You need to show that you are actively listening to what they have to say, and that you appreciate them talking to you. "Thank you for trusting me to talk about this." "Thank you for showing open-mindedness." No vague-posting about anti-vaxxers, no eye-rolling, and no distractions while talking to them.

Another key for showing empathy is to make sure you acknowledge the root of each claim. You don't need to repeat it like a parrot- but for example, using the mercury example above, "it is understandable that you fear mercury! Normally, it is a dangerous substance. Thankfully, there are different kinds of mercury, and the one that can make you sick, methylmercury isn't the same as ethylmercury, which is the one found in vaccines."

Don't start right with debunking myths; always begin with an affirming statement ("that must be scary" or "I know there is a lot of information out there; you must be overwhelmed trying to sort through everything!") before pivoting to correcting misinformation.

Keeping your tone positive in nature is also very helpful. You don't have to be shooting rainbows from your mouth/keyboard, but positive statements help build trust and make people more receptive.

Remember that debunking myths is only one part of what you are seeking to do here. If the person you are talking to starts to feel like you only want to hear their thoughts so you can correct them, they will stop sharing them. No one likes to talk with someone who only wants to be right, even if they ARE right!

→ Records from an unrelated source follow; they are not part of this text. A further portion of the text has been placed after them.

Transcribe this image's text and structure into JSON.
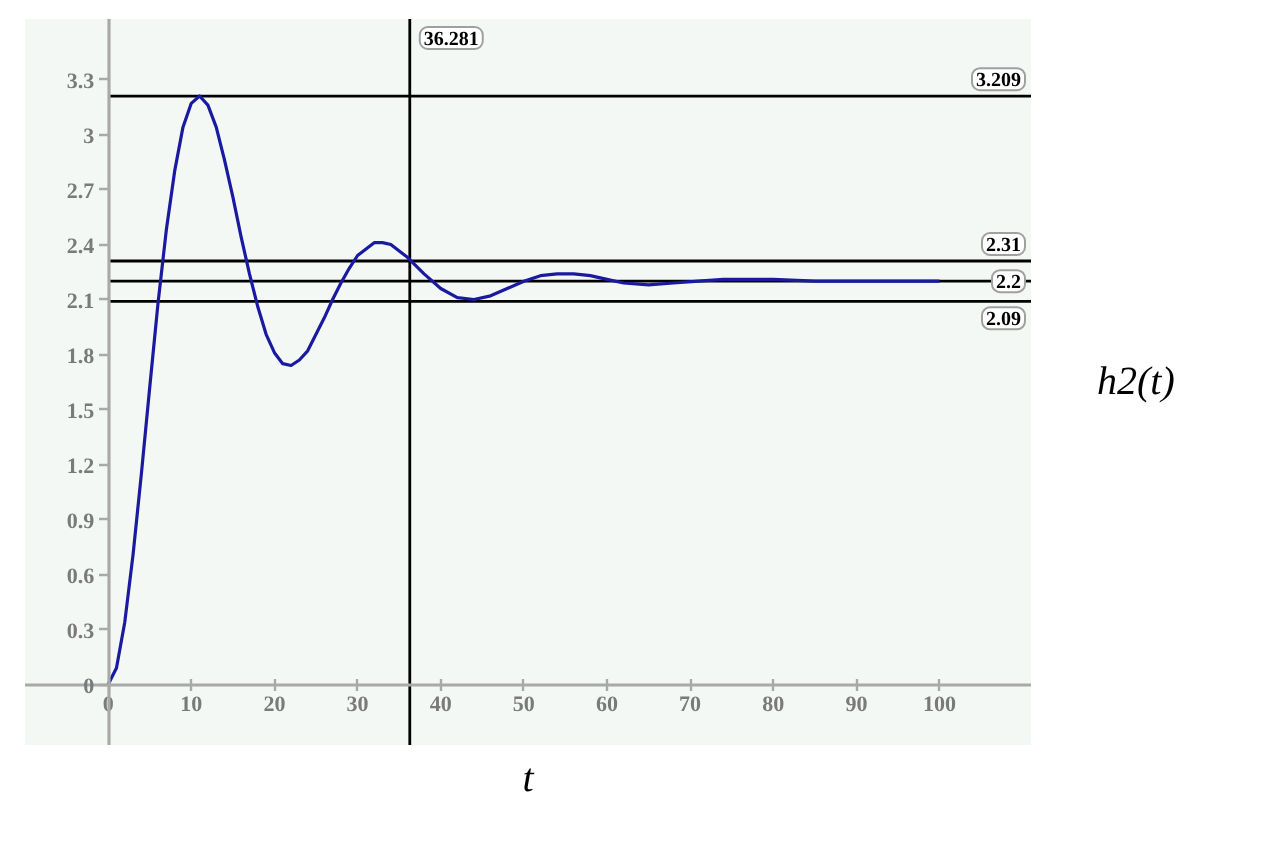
{
  "chart_data": {
    "type": "line",
    "xlabel": "t",
    "ylabel": "h2(t)",
    "x": [
      0,
      1,
      2,
      3,
      4,
      5,
      6,
      7,
      8,
      9,
      10,
      11,
      12,
      13,
      14,
      15,
      16,
      17,
      18,
      19,
      20,
      21,
      22,
      23,
      24,
      25,
      26,
      27,
      28,
      29,
      30,
      32,
      33,
      34,
      36,
      38,
      40,
      42,
      44,
      46,
      48,
      50,
      52,
      54,
      56,
      58,
      60,
      62,
      65,
      68,
      71,
      74,
      77,
      80,
      85,
      90,
      95,
      100
    ],
    "series": [
      {
        "color": "#1a1aa0",
        "values": [
          0,
          0.09,
          0.34,
          0.71,
          1.15,
          1.62,
          2.08,
          2.48,
          2.8,
          3.04,
          3.17,
          3.21,
          3.16,
          3.04,
          2.86,
          2.66,
          2.44,
          2.24,
          2.06,
          1.91,
          1.81,
          1.75,
          1.74,
          1.77,
          1.82,
          1.91,
          2.0,
          2.1,
          2.19,
          2.27,
          2.34,
          2.41,
          2.41,
          2.4,
          2.33,
          2.24,
          2.16,
          2.11,
          2.1,
          2.12,
          2.16,
          2.2,
          2.23,
          2.24,
          2.24,
          2.23,
          2.21,
          2.19,
          2.18,
          2.19,
          2.2,
          2.21,
          2.21,
          2.21,
          2.2,
          2.2,
          2.2,
          2.2
        ]
      }
    ],
    "xlim": [
      -10,
      111
    ],
    "ylim": [
      -0.33,
      3.63
    ],
    "xticks": [
      0,
      10,
      20,
      30,
      40,
      50,
      60,
      70,
      80,
      90,
      100
    ],
    "yticks": [
      0,
      0.3,
      0.6,
      0.9,
      1.2,
      1.5,
      1.8,
      2.1,
      2.4,
      2.7,
      3,
      3.3
    ],
    "ref_lines": [
      {
        "axis": "y",
        "value": 3.209,
        "label": "3.209",
        "color": "#000000"
      },
      {
        "axis": "y",
        "value": 2.31,
        "label": "2.31",
        "color": "#000000"
      },
      {
        "axis": "y",
        "value": 2.2,
        "label": "2.2",
        "color": "#000000"
      },
      {
        "axis": "y",
        "value": 2.09,
        "label": "2.09",
        "color": "#000000"
      },
      {
        "axis": "x",
        "value": 36.281,
        "label": "36.281",
        "color": "#000000"
      }
    ]
  }
}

Unfortunately, these steps may not work. Sometimes, despite your best efforts, the person won't be receptive. That's okay. Simply tell them again that you are here if they have questions, and you wish for the best for them and their children. Let them come to you if they change their mind.

And please remember, above all else: while these are important conversations, you are never obligated to accept verbal abuse. You have a right to have your boundaries respected just as much as they do. If the person you are talking to name-calls, uses bigoted language, mocks you, wishes bad things on you, etc, it is okay to walk away. Maybe they'll be ready to hear it one day, maybe not, but you don't need to set yourself on fire to keep anyone warm here.

I hope that this guide helps you if you are interested in discussing vaccine hesitancy and refusal! Please let me know if you need anything clarified.